コンクリートブロック造について その3

IGU

2008年04月26日 22:23


2006年9月に本部町に引っ越した。
今度の部屋は、海のすぐそば。ずっと田舎ぐらしをしたかった僕にとって、環境は最高だ。

ドアを開けると瀬底大橋が見え、時々船の汽笛が聞こえる。夜になると満点の星。休みの日に昼寝していると、ウグイスの声が間近に聞こえる。ひたすらのどかな、やんばるライフだ。

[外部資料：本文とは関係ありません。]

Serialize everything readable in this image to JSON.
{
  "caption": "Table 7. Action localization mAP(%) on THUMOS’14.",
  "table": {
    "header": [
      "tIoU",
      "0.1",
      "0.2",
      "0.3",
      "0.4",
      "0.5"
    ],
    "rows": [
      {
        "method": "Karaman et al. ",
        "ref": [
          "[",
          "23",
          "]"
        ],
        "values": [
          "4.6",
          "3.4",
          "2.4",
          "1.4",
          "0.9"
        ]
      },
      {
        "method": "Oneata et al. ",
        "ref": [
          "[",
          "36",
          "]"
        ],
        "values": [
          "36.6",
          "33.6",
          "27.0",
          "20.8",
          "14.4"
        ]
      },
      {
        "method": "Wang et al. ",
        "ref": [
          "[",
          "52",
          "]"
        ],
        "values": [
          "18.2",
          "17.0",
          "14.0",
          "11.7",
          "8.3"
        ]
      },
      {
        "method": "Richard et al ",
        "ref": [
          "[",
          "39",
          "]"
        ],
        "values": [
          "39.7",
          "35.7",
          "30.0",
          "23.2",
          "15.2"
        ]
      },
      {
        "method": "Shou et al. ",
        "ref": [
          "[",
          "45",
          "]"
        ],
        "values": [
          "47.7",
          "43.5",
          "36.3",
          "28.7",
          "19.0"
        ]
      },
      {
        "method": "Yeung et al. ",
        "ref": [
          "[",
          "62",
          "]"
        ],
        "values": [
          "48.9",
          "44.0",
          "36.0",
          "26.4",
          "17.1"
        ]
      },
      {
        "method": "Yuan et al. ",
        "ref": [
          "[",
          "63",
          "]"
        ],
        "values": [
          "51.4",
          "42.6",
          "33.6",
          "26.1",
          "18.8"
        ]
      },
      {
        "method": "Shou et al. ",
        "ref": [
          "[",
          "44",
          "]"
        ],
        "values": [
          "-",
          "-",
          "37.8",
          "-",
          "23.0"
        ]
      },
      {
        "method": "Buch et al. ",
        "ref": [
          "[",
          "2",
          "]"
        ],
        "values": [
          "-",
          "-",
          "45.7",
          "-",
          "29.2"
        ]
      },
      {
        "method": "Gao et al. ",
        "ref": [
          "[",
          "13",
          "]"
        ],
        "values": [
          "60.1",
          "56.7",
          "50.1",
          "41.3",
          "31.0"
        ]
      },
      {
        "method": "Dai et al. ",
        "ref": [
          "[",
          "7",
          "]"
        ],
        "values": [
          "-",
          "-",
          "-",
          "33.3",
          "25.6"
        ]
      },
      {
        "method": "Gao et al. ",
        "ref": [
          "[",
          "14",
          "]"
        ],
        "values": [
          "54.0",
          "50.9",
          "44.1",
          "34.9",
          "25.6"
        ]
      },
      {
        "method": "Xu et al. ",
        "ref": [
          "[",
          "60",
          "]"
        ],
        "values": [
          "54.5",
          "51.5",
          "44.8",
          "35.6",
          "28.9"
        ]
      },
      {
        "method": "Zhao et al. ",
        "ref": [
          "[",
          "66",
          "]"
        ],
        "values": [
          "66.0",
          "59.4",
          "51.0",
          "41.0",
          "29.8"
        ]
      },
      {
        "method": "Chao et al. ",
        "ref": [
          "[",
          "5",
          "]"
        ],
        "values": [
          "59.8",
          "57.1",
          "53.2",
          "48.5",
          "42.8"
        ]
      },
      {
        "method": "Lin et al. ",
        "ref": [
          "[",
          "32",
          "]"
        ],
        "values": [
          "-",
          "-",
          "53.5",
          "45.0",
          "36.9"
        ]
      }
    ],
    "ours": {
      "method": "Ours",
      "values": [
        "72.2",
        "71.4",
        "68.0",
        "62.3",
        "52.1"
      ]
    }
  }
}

でも、しばらくすると、僕のアパートの周りで民家の取り壊しが始まった。
どうやら、道路ができるので、立ち退きになったらしい。
気がつくと、周りの家がどんどん無くなっていく…。ちょっと~。

僕のアパートは、大丈夫だったけど、今度は周りで建築ラッシュが始まった。
立ち退きの方々が、家を建て替え始めたんだ。
地面を掘削する音とかで、かなり騒々しい。


そんなある日、ちょっとした事件が起こった。
なんと、僕の部屋の窓の、すぐ目の前で、2軒の住宅の新築工事が始まったんだ。
両方ともコンクリートブロック建築だ。

おかげで僕は、基礎を掘る所から、ブロック積み、屋根を作るためのコンクリート型枠の作り方まで、家一軒が建つ全ての工程を知ることができた。もちろん各種の記録も取ってある。

これはお金では買えないノウハウだ。









さらに、僕のアパートから20mくらいの場所で、なにか作業しているので行ってみると、オジイが一人でブロックの家を建てていた。
さっそく話をしてみると、オジイはもと大工で、家を建て替えているのだという。

「去年は妹の家を建てた。ほら、あの家。それと、あっちの墓も自分で作った!」
さらに、語る。
「昔の人は、一人で何でもできる。今は分業が進んで、自分の仕事だけしてればいいけど、俺たちは基礎をスコップやツルハシで掘って、型枠組んで、家造りの全てをやったんだよ。今は大変な事は機械がやってくれるから、楽さーねー」

思わず言ってしまった。
「すげーっ。カッコイイっす。何か手伝うことできませんか? 」
「あん? 一人でできる! まかちょーけー!!」

そのオジイの所へは、何度も遊びに行って、いろいろ話を聞くことができた。

曰く、
 今の家はかっこよさを求めて、天井裏が低いけど、あれはダメだ。高くしないと夏が暑いよ。
 ブロックは中が空洞だから、熱が伝わりにくい。コンクリート流し込みは一番良くない。夏は暑いし冬は寒い。ブロックが一番! だから、中の空洞をコンクリートで埋めてはいけないよ。
 西日の対策はしっかりやりなさい。沖縄は西日が一番大変だよ。

オジイにはいろいろな事を学んだ。
自分で家を建てたいと言うと、うん、できる。やったらいいさー。道具は貸してあげるよ。と言ってくれた。

そして、一番繰り返し言っていたのが、家造りが台風シーズンにかからないようにしなさいと言うこと。ブロック建築は完成したら強いけど、壁だけの状態で大風に吹かれると、鉄筋が無いと倒れるよ。下敷きになったら大変さー。


ずっとブロック建築の事を考えていたから、いろいろ引き寄せてしまったみたい。
やばいなぁ。こんな所で好運を使っちゃったら、宝くじが当たらないじゃないかぁ!

でも、本部町に来て良かった。これは運命ってやつかもしれないね。